Western Australia’s fledgling aquaculture industry has been given a boost, with the state environmental watchdog giving its tick to a proposed 2,000-hectare development zone in the Kimberley.

The Environmental Protection Authority of WA today gave its nod to the Kimberley Aquaculture Development Zone at Cone Bay, which will have a maximum production capacity of 20,000 tonnes per year of fish, not including crustaceans, molluscs or any other aquatic animals.

The proposal, which will be the state's first aquaculture development zone, will allow for the construction of sea cage fish farms at Cone Bay, 215 kilometres north-east of Broome.
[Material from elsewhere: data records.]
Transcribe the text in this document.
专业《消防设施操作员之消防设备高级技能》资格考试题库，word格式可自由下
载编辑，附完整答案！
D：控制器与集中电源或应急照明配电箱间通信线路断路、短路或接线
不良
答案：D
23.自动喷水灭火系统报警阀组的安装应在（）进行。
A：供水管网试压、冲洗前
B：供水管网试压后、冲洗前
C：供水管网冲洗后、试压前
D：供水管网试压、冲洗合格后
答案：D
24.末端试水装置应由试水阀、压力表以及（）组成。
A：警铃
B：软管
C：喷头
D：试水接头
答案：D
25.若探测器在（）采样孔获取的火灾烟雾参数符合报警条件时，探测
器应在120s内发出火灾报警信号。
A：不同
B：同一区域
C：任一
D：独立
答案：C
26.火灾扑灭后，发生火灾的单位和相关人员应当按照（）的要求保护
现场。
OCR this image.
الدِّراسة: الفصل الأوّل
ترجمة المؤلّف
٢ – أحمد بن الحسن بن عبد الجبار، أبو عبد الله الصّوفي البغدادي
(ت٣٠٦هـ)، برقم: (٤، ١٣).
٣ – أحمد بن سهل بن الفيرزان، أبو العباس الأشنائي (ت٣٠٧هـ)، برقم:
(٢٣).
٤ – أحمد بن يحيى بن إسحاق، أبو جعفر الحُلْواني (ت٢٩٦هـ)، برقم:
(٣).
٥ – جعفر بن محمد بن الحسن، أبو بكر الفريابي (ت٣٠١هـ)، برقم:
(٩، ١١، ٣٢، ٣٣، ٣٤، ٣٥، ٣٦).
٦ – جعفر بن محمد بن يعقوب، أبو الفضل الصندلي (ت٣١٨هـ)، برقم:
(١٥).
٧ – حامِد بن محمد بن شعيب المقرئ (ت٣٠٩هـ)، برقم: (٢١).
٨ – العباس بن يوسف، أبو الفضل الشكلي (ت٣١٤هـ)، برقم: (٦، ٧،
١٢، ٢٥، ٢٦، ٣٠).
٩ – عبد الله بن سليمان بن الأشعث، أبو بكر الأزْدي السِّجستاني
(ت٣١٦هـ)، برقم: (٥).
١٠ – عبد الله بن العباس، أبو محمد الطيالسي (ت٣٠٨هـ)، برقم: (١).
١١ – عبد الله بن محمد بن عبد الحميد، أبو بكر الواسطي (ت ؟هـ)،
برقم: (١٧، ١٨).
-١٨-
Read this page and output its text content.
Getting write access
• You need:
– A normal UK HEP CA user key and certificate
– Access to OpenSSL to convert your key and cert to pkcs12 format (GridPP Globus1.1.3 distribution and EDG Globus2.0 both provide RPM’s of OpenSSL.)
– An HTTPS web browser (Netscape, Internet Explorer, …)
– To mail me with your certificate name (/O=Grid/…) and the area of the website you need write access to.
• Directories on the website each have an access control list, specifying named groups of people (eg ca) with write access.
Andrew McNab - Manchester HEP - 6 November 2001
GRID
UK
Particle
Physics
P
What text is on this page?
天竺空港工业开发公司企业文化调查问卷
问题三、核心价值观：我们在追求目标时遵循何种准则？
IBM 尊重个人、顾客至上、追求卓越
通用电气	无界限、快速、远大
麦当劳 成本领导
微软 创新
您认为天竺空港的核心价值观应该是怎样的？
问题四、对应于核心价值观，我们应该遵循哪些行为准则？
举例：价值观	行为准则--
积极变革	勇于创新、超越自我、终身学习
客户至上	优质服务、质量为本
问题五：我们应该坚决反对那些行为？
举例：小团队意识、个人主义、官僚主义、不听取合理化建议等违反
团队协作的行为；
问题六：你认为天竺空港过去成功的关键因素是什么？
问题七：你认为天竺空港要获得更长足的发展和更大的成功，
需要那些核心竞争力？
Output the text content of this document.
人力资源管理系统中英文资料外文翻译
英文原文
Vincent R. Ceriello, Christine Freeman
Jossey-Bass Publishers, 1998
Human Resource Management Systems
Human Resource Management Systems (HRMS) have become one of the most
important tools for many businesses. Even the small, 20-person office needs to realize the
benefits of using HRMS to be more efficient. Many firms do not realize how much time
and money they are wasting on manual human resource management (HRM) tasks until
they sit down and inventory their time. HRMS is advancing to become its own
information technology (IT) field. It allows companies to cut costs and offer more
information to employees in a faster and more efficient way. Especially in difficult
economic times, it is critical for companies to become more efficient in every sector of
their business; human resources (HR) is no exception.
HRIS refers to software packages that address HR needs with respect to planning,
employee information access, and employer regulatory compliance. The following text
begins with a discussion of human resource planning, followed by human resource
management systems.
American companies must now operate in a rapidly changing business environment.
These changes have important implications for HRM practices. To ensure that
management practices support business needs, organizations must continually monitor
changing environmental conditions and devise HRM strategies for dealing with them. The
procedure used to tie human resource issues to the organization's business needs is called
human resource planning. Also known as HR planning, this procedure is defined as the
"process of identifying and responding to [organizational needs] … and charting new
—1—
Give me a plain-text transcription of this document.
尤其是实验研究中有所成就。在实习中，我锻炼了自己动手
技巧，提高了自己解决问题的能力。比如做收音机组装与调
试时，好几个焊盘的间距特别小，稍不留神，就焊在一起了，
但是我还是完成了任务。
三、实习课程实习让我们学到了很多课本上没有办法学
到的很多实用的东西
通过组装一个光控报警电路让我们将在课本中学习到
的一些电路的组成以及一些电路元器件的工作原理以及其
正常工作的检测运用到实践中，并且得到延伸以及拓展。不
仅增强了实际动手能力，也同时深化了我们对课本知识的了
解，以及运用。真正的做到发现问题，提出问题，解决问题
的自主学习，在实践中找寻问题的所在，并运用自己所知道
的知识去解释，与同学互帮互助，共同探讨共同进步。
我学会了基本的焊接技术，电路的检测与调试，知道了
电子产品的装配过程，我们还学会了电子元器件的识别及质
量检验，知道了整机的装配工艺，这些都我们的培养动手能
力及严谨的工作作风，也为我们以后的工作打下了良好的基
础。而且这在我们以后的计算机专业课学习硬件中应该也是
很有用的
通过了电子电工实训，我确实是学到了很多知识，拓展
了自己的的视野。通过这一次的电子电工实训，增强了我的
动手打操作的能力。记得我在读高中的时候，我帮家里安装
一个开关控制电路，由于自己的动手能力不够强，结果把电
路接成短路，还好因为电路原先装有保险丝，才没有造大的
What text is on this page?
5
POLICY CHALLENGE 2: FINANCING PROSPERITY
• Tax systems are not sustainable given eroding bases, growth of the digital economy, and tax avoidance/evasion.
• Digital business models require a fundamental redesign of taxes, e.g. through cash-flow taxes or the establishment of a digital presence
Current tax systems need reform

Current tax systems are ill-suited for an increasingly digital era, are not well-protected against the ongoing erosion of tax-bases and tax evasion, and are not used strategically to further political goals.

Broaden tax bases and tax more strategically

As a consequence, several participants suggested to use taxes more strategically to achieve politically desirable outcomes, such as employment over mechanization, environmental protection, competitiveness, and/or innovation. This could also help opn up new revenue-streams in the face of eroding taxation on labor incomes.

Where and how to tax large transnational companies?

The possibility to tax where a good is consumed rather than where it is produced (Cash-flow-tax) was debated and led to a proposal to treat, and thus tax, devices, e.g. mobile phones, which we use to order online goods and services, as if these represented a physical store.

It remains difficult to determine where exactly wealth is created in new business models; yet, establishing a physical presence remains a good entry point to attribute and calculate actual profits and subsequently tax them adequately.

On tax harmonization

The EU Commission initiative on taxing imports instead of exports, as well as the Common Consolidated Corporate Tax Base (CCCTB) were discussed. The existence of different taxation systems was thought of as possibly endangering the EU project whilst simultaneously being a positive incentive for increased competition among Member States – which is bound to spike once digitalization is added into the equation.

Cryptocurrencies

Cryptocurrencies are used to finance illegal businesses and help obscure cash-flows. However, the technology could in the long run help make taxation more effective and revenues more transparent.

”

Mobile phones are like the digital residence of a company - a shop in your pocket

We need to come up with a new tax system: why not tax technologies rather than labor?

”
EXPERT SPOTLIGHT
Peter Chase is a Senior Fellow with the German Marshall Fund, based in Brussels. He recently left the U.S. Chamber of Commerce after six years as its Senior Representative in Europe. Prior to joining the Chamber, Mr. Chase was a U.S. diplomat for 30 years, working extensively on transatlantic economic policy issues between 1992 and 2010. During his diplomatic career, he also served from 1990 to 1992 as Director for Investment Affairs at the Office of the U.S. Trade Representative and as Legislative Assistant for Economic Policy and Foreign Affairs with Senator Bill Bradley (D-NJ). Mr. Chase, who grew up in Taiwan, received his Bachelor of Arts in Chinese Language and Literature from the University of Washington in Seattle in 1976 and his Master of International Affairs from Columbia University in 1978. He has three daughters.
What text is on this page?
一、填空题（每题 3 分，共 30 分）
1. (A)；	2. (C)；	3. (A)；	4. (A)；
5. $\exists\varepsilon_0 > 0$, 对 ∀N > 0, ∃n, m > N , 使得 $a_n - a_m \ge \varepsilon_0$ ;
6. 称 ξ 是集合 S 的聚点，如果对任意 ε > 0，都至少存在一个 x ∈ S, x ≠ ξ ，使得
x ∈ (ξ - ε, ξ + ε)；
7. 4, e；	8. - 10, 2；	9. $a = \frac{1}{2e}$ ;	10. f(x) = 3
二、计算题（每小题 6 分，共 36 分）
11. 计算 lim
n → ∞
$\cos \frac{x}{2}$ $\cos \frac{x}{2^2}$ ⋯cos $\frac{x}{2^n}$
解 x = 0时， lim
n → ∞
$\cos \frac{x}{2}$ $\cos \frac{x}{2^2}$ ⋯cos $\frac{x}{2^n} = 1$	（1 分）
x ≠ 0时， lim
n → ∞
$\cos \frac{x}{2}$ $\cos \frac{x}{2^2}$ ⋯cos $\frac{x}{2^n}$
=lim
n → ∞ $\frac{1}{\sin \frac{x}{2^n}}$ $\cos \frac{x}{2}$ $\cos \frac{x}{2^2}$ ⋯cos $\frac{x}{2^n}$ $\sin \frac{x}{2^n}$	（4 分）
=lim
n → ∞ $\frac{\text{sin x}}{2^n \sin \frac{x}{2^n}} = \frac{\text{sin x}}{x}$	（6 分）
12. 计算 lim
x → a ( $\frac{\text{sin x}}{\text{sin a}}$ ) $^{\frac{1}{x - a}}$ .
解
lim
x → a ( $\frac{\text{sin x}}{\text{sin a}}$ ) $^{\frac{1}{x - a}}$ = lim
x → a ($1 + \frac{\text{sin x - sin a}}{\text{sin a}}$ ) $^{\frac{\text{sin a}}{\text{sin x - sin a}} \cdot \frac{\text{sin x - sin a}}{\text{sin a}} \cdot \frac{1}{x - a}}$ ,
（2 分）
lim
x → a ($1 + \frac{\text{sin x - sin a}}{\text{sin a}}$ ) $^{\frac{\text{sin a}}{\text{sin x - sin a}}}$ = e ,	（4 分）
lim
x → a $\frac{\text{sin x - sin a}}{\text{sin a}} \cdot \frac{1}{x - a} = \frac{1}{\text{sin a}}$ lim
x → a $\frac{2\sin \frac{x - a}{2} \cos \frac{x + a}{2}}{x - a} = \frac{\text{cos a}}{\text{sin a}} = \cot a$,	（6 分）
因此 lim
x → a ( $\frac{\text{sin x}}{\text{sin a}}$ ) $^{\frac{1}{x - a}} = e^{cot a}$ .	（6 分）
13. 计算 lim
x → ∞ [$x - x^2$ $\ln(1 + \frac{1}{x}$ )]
EPA chairman Paul Vogel said the creation of an aquaculture development zone would pave the way for the sustainable development of the industry in WA.

“Assessing the zone as a strategic proposal means that the EPA is able to assess the cumulative impacts of future aquaculture projects, rather than assessing impacts on a case by case basis as individual projects are received, or as expansion of existing operations occurs,” Dr Vogel said in a statement.

“The proponent will ensure that the proposal causes no irreversible loss of benthic communities and will implement monitoring and management plans to achieve the levels of ecological protection set out in the recommended conditions.”

The EPA was referred the proposal by the Department of Fisheries.

The EPA's report is open for a two-week public appeal period, after which Environment Minister Albert Jacob will make the final decision.

Perth-based Marine Produce Australia has previously been active pursuing the development of an aquaculture project at Cone Bay, holding a  21-year lease over 699ha of water, with the option to renew the lease for at least another 21 years.

In September 2012, MPA raised $4.5 million to expand its Cone Bay barramundi fishing operations, while the state government had approved the harvest of 2,000t of barramundi per year, which MPA hoped to achieve by 2015.